Russie

Poutine, Vinci et l’autoroute : le journaliste qui avait enquêté est décédé

Russie

par Ivan du Roy

Triste symbole. Alors qu’une nouvelle loi oblige les organisations non gouvernementales russes à se déclarer comme des « agents de l’étranger » si elles perçoivent des financements internationaux, le journaliste Mikhail Beketov est mort le 8 avril, à l’âge de 55 ans. Mikhail Beketov était le rédacteur en chef de La Pravda de Khimki, un journal local de cette banlieue de Moscou. Il avait été le premier à dénoncer les aberrations du projet d’autoroute reliant Moscou à Saint-Pétersbourg, dont le tracé détruit partiellement la dernière forêt moscovite. Et à révéler des présomptions de corruption régnant autour de ce « partenariat public-privé » conclu entre les autorités russes et la multinationale française Vinci, qui possède près de 40% du consortium qui exploitera les péages de la future autoroute.

En novembre 2008, Mikhail Beketov avait été sauvagement agressé à son domicile par des hommes masqués. Une agression qui le laisse à moitié paralysé et amputé d’une jambe. « Ils en ont fait un légume », racontait alors à Basta! Evgenia Chirikova, militante écologiste russe, et porte-parole de la contestation. Cinq ans plus tard, l’ancien parachutiste et reporter de guerre, un géant de 2 mètres, décède d’étouffement ou d’une crise cardiaque à l’hôpital. Ses agresseurs d’il y a cinq ans, eux, n’ont jamais été inquiétés. « Misha [Mikhail Beketov] a été le premier à comprendre que ce projet était entâché de corruption », confie Evgenia Chirikova après l’annonce de son décès. « Mais, à l’époque, Misha était seul et très exposé. » Depuis l’agression, le mouvement de défense de la forêt de Khimki a émergé et s’est amplifié pour devenir l’un des symboles de la contestation du régime de Poutine.

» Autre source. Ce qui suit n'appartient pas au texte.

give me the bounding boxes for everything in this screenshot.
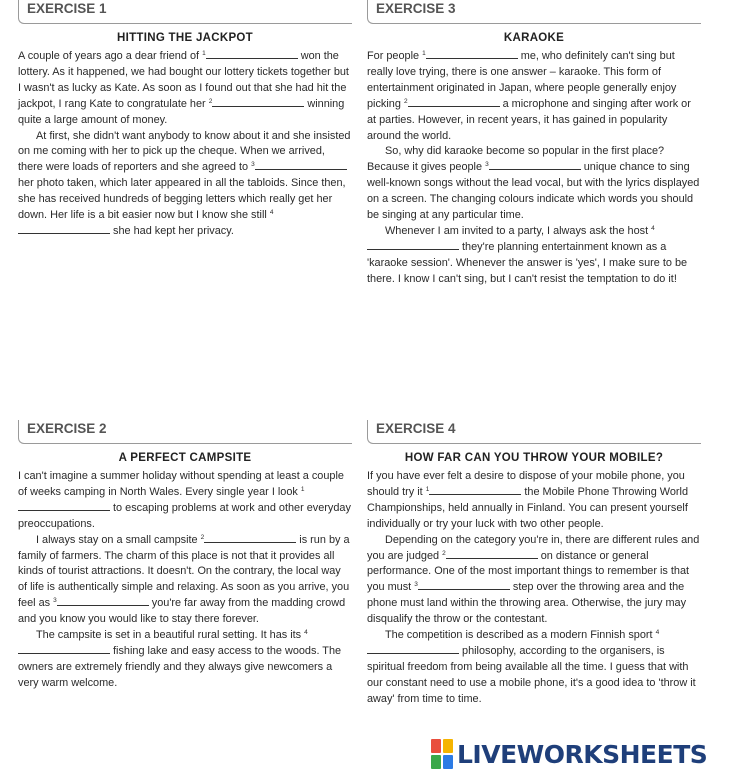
answer-blank[interactable] bbox=[255, 169, 347, 170]
answer-blank[interactable] bbox=[18, 510, 110, 511]
answer-blank[interactable] bbox=[489, 169, 581, 170]
paragraph-text: winning quite a large amount of money. bbox=[18, 97, 345, 126]
exercise-3-paragraph-1 bbox=[367, 49, 701, 144]
paragraph-text: philosophy, according to the organisers, is spiritual freedom from being available all the time. I guess that with our constant need to use a mobile phone, it's a good idea to 'throw it away' from time to time. bbox=[367, 644, 696, 705]
paragraph-text: step over the throwing area and the phone must land within the throwing area. Otherwise, the jury may disqualify the throw or the contestant. bbox=[367, 581, 687, 626]
exercise-3-paragraph-2 bbox=[367, 144, 701, 224]
paragraph-text: on distance or general performance. One of the most important things to remember is that you must bbox=[367, 549, 690, 594]
gap-number: 1 bbox=[425, 485, 430, 493]
answer-blank[interactable] bbox=[418, 589, 510, 590]
gap-number: 4 bbox=[269, 209, 274, 217]
gap-number: 2 bbox=[208, 97, 213, 105]
paragraph-text: The competition is described as a modern Finnish sport bbox=[385, 629, 656, 642]
paragraph-text: So, why did karaoke become so popular in the first place? Because it gives people bbox=[367, 145, 665, 174]
exercise-2-title: A PERFECT CAMPSITE bbox=[118, 452, 252, 464]
answer-blank[interactable] bbox=[426, 58, 518, 59]
gap-number: 3 bbox=[53, 597, 57, 605]
liveworksheets-badge-icon bbox=[431, 739, 453, 769]
paragraph-text: If you have ever felt a desire to dispose of your mobile phone, you should try it bbox=[367, 470, 685, 498]
gap-number: 2 bbox=[403, 97, 408, 105]
paragraph-text: The campsite is set in a beautiful rural setting. It has its bbox=[36, 629, 305, 642]
gap-number: 1 bbox=[422, 50, 426, 57]
answer-blank[interactable] bbox=[212, 106, 304, 107]
answer-blank[interactable] bbox=[446, 558, 538, 559]
exercise-4-paragraph-3 bbox=[367, 628, 701, 708]
exercise-3-paragraph-3 bbox=[367, 224, 701, 288]
exercise-4-paragraph-1 bbox=[367, 469, 701, 533]
gap-number: 3 bbox=[414, 581, 418, 589]
answer-blank[interactable] bbox=[429, 494, 521, 495]
exercise-2 bbox=[18, 420, 352, 692]
gap-number: 2 bbox=[442, 549, 446, 557]
paragraph-text: a microphone and singing after work or at parties. However, in recent years, it has gained in popularity around the world. bbox=[367, 97, 691, 142]
paragraph-text: Whenever I am invited to a party, I always ask the host bbox=[385, 224, 652, 237]
exercise-1 bbox=[18, 0, 352, 240]
gap-number: 3 bbox=[485, 161, 489, 169]
answer-blank[interactable] bbox=[204, 542, 296, 543]
exercise-3 bbox=[367, 0, 701, 288]
liveworksheets-wordmark: LIVEWORKSHEETS bbox=[457, 739, 708, 769]
paragraph-text: you're far away from the madding crowd and you know you would like to stay there forever. bbox=[18, 597, 346, 626]
exercise-2-header: EXERCISE 2 bbox=[18, 420, 352, 444]
exercise-2-paragraph-3 bbox=[18, 628, 352, 692]
paragraph-text: For people bbox=[367, 50, 423, 62]
badge-block-1 bbox=[431, 739, 441, 753]
exercise-1-paragraph-2 bbox=[18, 129, 352, 240]
exercise-2-paragraph-1 bbox=[18, 469, 352, 533]
gap-number: 2 bbox=[200, 533, 205, 541]
gap-number: 4 bbox=[655, 629, 660, 637]
paragraph-text: fishing lake and easy access to the woods. The owners are extremely friendly and they always give newcomers a very warm welcome. bbox=[18, 644, 342, 689]
exercise-2-paragraph-2 bbox=[18, 533, 352, 628]
exercise-1-header: EXERCISE 1 bbox=[18, 0, 352, 24]
badge-block-3 bbox=[431, 755, 441, 769]
exercise-4-header: EXERCISE 4 bbox=[367, 420, 701, 444]
paragraph-text: the Mobile Phone Throwing World Championships, held annually in Finland. You can present yourself individually or try your luck with two other people. bbox=[367, 485, 689, 530]
paragraph-text: I always stay on a small campsite bbox=[36, 533, 201, 546]
exercise-3-header: EXERCISE 3 bbox=[367, 0, 701, 24]
exercise-4-paragraph-2 bbox=[367, 533, 701, 628]
paragraph-text: I can't imagine a summer holiday without spending at least a couple of weeks camping in North Wales. Every single year I look bbox=[18, 470, 344, 498]
paragraph-text: to escaping problems at work and other everyday preoccupations. bbox=[18, 501, 351, 530]
exercise-3-title: KARAOKE bbox=[503, 32, 565, 44]
paragraph-text: At first, she didn't want anybody to know about it and she insisted on me coming with her to pick up the cheque. When we arrived, there were loads of reporters and she agreed to bbox=[18, 129, 351, 174]
paragraph-text: she had kept her privacy. bbox=[110, 224, 234, 237]
badge-block-2 bbox=[443, 739, 453, 753]
gap-number: 1 bbox=[300, 485, 305, 493]
badge-block-4 bbox=[443, 755, 453, 769]
paragraph-text: her photo taken, which later appeared in all the tabloids. Since then, she has received hundreds of begging letters which really get her down. Her life is a bit easier now but I know she still bbox=[18, 177, 346, 222]
paragraph-text: A couple of years ago a dear friend of bbox=[18, 50, 203, 62]
gap-number: 3 bbox=[251, 161, 255, 169]
gap-number: 4 bbox=[304, 629, 308, 637]
answer-blank[interactable] bbox=[408, 106, 500, 107]
answer-blank[interactable] bbox=[367, 653, 459, 654]
gap-number: 1 bbox=[202, 50, 206, 57]
gap-number: 4 bbox=[651, 224, 655, 232]
exercise-4 bbox=[367, 420, 701, 708]
answer-blank[interactable] bbox=[18, 653, 110, 654]
paragraph-text: won the lottery. As it happened, we had bought our lottery tickets together but I wasn't as lucky as Kate. As soon as I found out that she had hit the jackpot, I rang Kate to congratulate her bbox=[18, 50, 349, 110]
exercise-1-paragraph-1 bbox=[18, 49, 352, 129]
answer-blank[interactable] bbox=[57, 605, 149, 606]
exercise-1-title: HITTING THE JACKPOT bbox=[116, 32, 254, 44]
answer-blank[interactable] bbox=[18, 233, 110, 234]
exercise-4-title: HOW FAR CAN YOU THROW YOUR MOBILE? bbox=[404, 452, 664, 464]
answer-blank[interactable] bbox=[206, 58, 298, 59]
paragraph-text: Depending on the category you're in, there are different rules and you are judged bbox=[367, 533, 700, 562]
paragraph-text: is run by a family of farmers. The charm of this place is not that it provides all kinds of tourist attractions. It doesn't. On the contrary, the local way of life is authentically simple and relaxing. As soon as you arrive, you feel as bbox=[18, 533, 350, 610]
paragraph-text: me, who definitely can't sing but really love trying, there is one answer – karaoke. This form of entertainment originated in Japan, where people generally enjoy picking bbox=[367, 50, 677, 110]
answer-blank[interactable] bbox=[367, 249, 459, 250]
paragraph-text: unique chance to sing well-known songs without the lead vocal, but with the lyrics displayed on a screen. The changing colours indicate which words you should be singing at any particular time. bbox=[367, 161, 700, 222]
paragraph-text: they're planning entertainment known as a 'karaoke session'. Whenever the answer is 'yes', I make sure to be there. I know I can't sing, but I can't resist the temptation to do it! bbox=[367, 240, 688, 285]
liveworksheets-logo[interactable] bbox=[431, 736, 731, 772]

Le mouvement avait interpellé le PDG de Vinci Xavier Huillard en 2010, en espérant que l’entreprise de BTP « souhaite n’avoir rien en commun avec ce projet qui porte atteinte aux droits des citoyens de Russie et à l’environnement, et dont le site de réalisation est surveillé par des hommes armés et masqués ». « Le tracé a été décidé et reste du ressort des autorités russes et à ce stade Vinci n’intervient pas sur le chantier », avait alors répondu la direction du groupe à Paris. La contestation a fait temporairement reculer le gouvernement, le Président de l’époque Dmitri Medvedev – qui se partage alternativement le poste avec Vladimir Poutine – suspendant les travaux en 2011. Depuis, ceux-ci ont repris. Dans un contexte où les mouvements sociaux et écologiques risquent encore davantage d’être inquiétés et criminalisés.